The nes version of Rygar is a substantial influence on the design of Mecromage. Read on to learn how Mecromage owes some of its flavor to this retro title.
Exploration is a big part of Mecromage, and Rygar contains some interesting lessons. In a side-scrolling adventure, it’s difficult to avoid the rut of needless backtracking and “map dependence” that metroidvanias fall into. While Mecromage has a map, we try to wean the player from constantly checking the map and try to make the action itself self-sustaining and meaningful.
Castlevania 2 lacked a map, and that fact coupled with how the the wilderness templates (and town and dungeon for that matter) were not distinct enough from each other led to the need to create your own map. How does Rygar solve this problem?

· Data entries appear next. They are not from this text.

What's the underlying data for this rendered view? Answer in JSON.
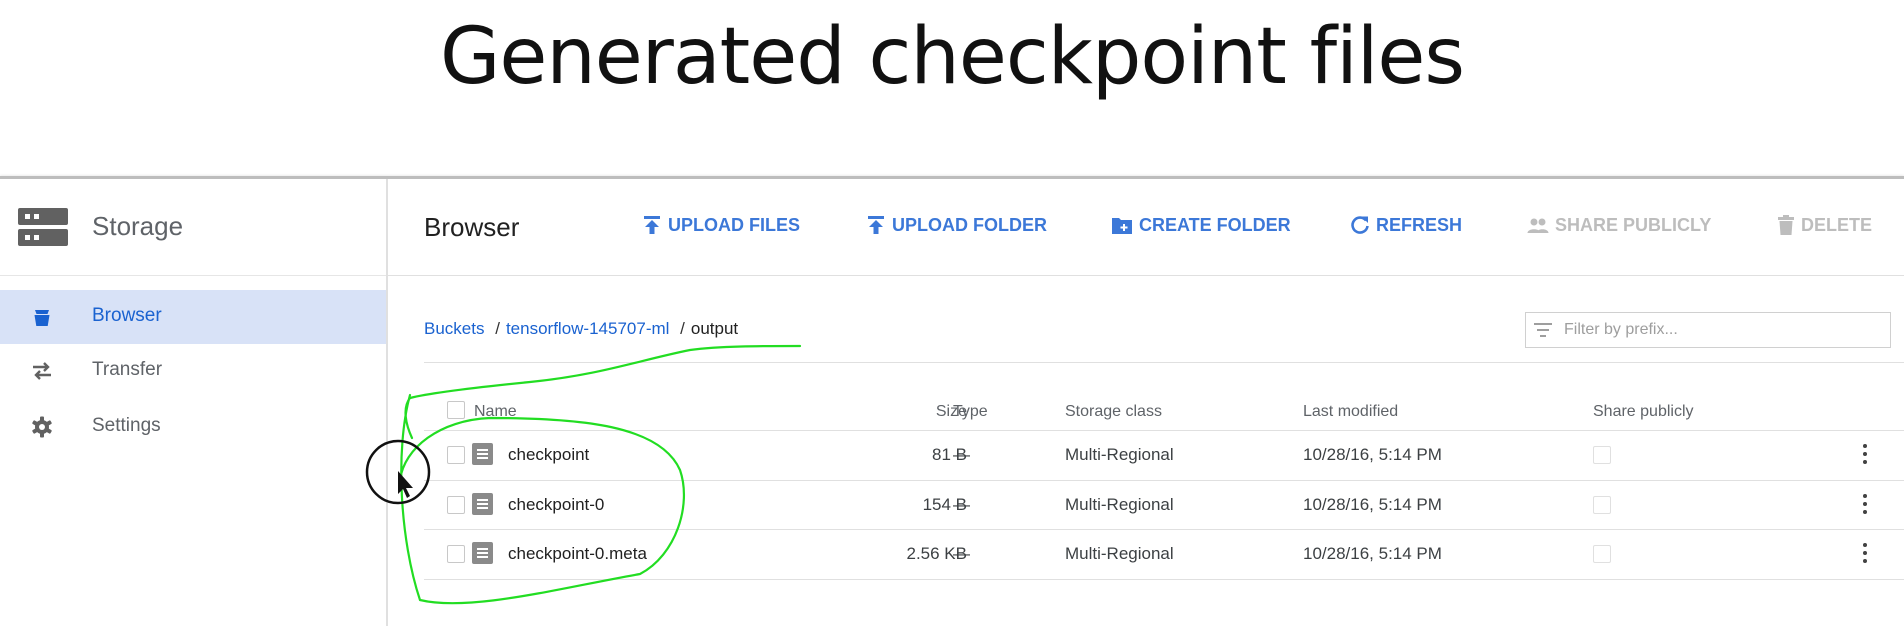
{
  "slide": {
    "title": "Generated checkpoint files"
  },
  "sidebar": {
    "title": "Storage",
    "items": [
      {
        "label": "Browser",
        "icon": "bucket-icon",
        "active": true
      },
      {
        "label": "Transfer",
        "icon": "transfer-arrows-icon",
        "active": false
      },
      {
        "label": "Settings",
        "icon": "gear-icon",
        "active": false
      }
    ]
  },
  "toolbar": {
    "title": "Browser",
    "actions": [
      {
        "label": "UPLOAD FILES",
        "icon": "upload-icon",
        "enabled": true
      },
      {
        "label": "UPLOAD FOLDER",
        "icon": "upload-icon",
        "enabled": true
      },
      {
        "label": "CREATE FOLDER",
        "icon": "create-folder-icon",
        "enabled": true
      },
      {
        "label": "REFRESH",
        "icon": "refresh-icon",
        "enabled": true
      },
      {
        "label": "SHARE PUBLICLY",
        "icon": "people-icon",
        "enabled": false
      },
      {
        "label": "DELETE",
        "icon": "trash-icon",
        "enabled": false
      }
    ]
  },
  "breadcrumb": {
    "root": "Buckets",
    "bucket": "tensorflow-145707-ml",
    "folder": "output",
    "separator": "/"
  },
  "filter": {
    "placeholder": "Filter by prefix...",
    "value": ""
  },
  "table": {
    "columns": [
      "Name",
      "Size",
      "Type",
      "Storage class",
      "Last modified",
      "Share publicly"
    ],
    "rows": [
      {
        "name": "checkpoint",
        "size": "81 B",
        "type": "—",
        "storage_class": "Multi-Regional",
        "last_modified": "10/28/16, 5:14 PM"
      },
      {
        "name": "checkpoint-0",
        "size": "154 B",
        "type": "—",
        "storage_class": "Multi-Regional",
        "last_modified": "10/28/16, 5:14 PM"
      },
      {
        "name": "checkpoint-0.meta",
        "size": "2.56 KB",
        "type": "—",
        "storage_class": "Multi-Regional",
        "last_modified": "10/28/16, 5:14 PM"
      }
    ]
  },
  "colors": {
    "accent": "#3c78d8",
    "active_nav_bg": "#d8e2f7",
    "annotation": "#22dd22",
    "disabled": "#bdbdbd"
  }
}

- The character moves quickly so that backtracking is less annoying.
- Linear levels, when completed, bring the player back to a hub.

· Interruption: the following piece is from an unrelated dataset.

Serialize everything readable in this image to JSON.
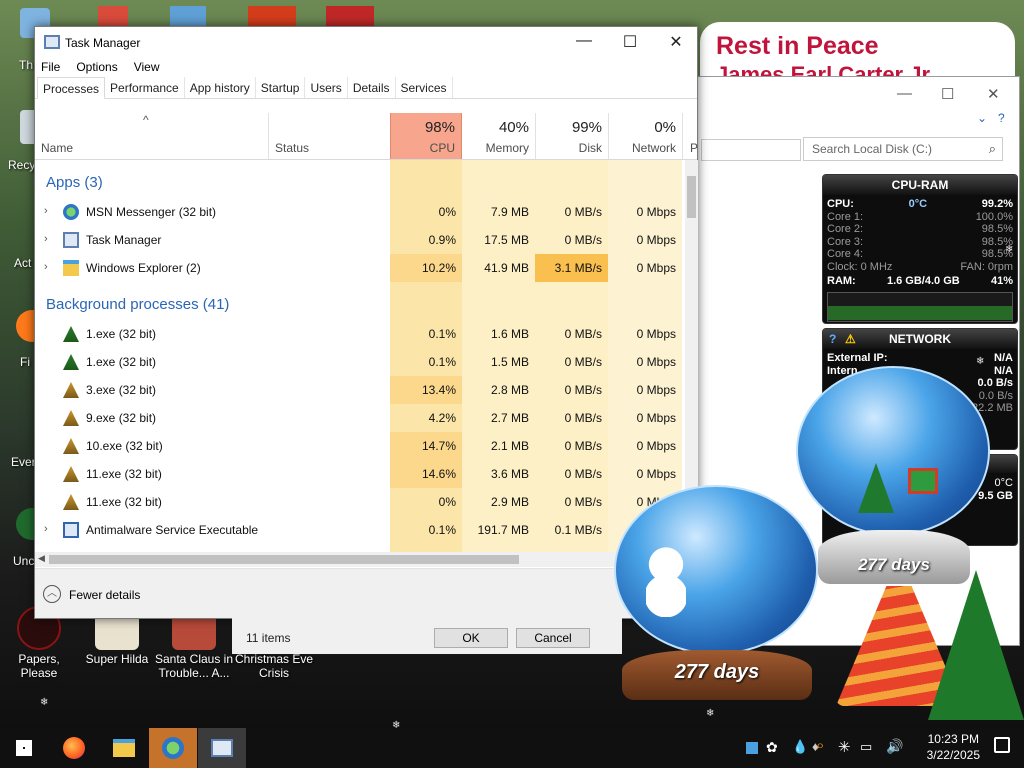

- Levels look and feel distinct.
- “Doorways” (what we call hobbit holes) break the plane of the levels and break up the pacing of levels. The player never knows where these doorways lead, and their placement tantalizes and beckons the player.

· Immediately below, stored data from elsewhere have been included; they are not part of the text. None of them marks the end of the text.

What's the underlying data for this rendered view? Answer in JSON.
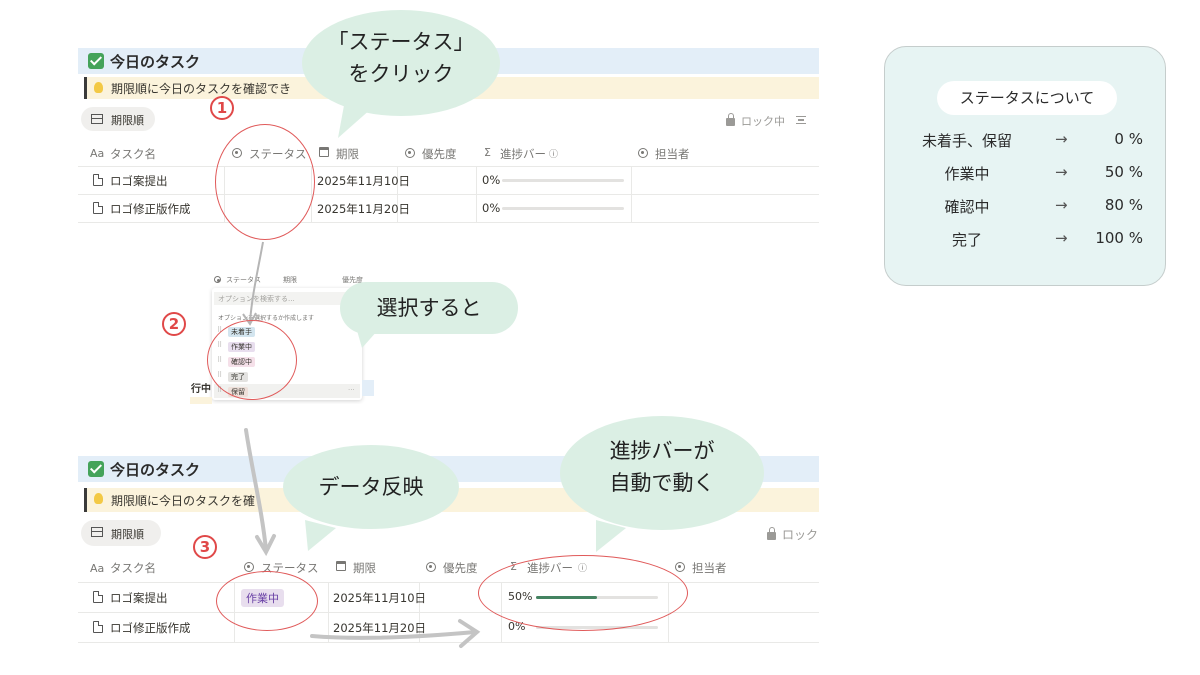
{
  "panel_top": {
    "title": "今日のタスク",
    "callout": "期限順に今日のタスクを確認でき",
    "view_tab": "期限順",
    "lock": "ロック中",
    "columns": [
      "タスク名",
      "ステータス",
      "期限",
      "優先度",
      "進捗バー",
      "担当者"
    ],
    "rows": [
      {
        "name": "ロゴ案提出",
        "status": "",
        "due": "2025年11月10日",
        "progress_label": "0%",
        "progress": 0
      },
      {
        "name": "ロゴ修正版作成",
        "status": "",
        "due": "2025年11月20日",
        "progress_label": "0%",
        "progress": 0
      }
    ]
  },
  "dropdown": {
    "columns": [
      "ステータス",
      "期限",
      "優先度"
    ],
    "search_placeholder": "オプションを検索する...",
    "hint": "オプションを選択するか作成します",
    "options": [
      {
        "label": "未着手",
        "bg": "#d3e5ef"
      },
      {
        "label": "作業中",
        "bg": "#e8deee"
      },
      {
        "label": "確認中",
        "bg": "#f5e0e9"
      },
      {
        "label": "完了",
        "bg": "#e3e2e0"
      },
      {
        "label": "保留",
        "bg": "#eee0da"
      }
    ],
    "left_fragment": "行中"
  },
  "panel_bottom": {
    "title": "今日のタスク",
    "callout": "期限順に今日のタスクを確",
    "view_tab": "期限順",
    "lock": "ロック",
    "columns": [
      "タスク名",
      "ステータス",
      "期限",
      "優先度",
      "進捗バー",
      "担当者"
    ],
    "rows": [
      {
        "name": "ロゴ案提出",
        "status": "作業中",
        "due": "2025年11月10日",
        "progress_label": "50%",
        "progress": 0.5
      },
      {
        "name": "ロゴ修正版作成",
        "status": "",
        "due": "2025年11月20日",
        "progress_label": "0%",
        "progress": 0
      }
    ]
  },
  "steps": [
    "1",
    "2",
    "3"
  ],
  "bubbles": {
    "click_status_line1": "「ステータス」",
    "click_status_line2": "をクリック",
    "select": "選択すると",
    "data_reflect": "データ反映",
    "progress_line1": "進捗バーが",
    "progress_line2": "自動で動く"
  },
  "legend": {
    "title": "ステータスについて",
    "rows": [
      {
        "status": "未着手、保留",
        "arrow": "→",
        "pct": "0 %"
      },
      {
        "status": "作業中",
        "arrow": "→",
        "pct": "50 %"
      },
      {
        "status": "確認中",
        "arrow": "→",
        "pct": "80 %"
      },
      {
        "status": "完了",
        "arrow": "→",
        "pct": "100 %"
      }
    ]
  },
  "colors": {
    "bubble_green": "#dbefe4",
    "annotation_red": "#e05a5a",
    "progress_green": "#448361",
    "legend_bg": "#e7f4f3"
  }
}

It’s fun to feel that you’re off the beaten path, but only when said path is interesting and distinct. Since our game is bigger than Rygar, we need a map, but the map’s purpose, unlike metroidvanias, is to remind the player of general location and is not a grid to be obsessed over.
Rygar was such an interesting game for its time (and still holds up!). It was one of the first games that really felt different to me in a good way when I was younger, and showed me that all games didn’t have to be the same. I am excited to see how you guys pull the elements of Rygar into present-day gaming.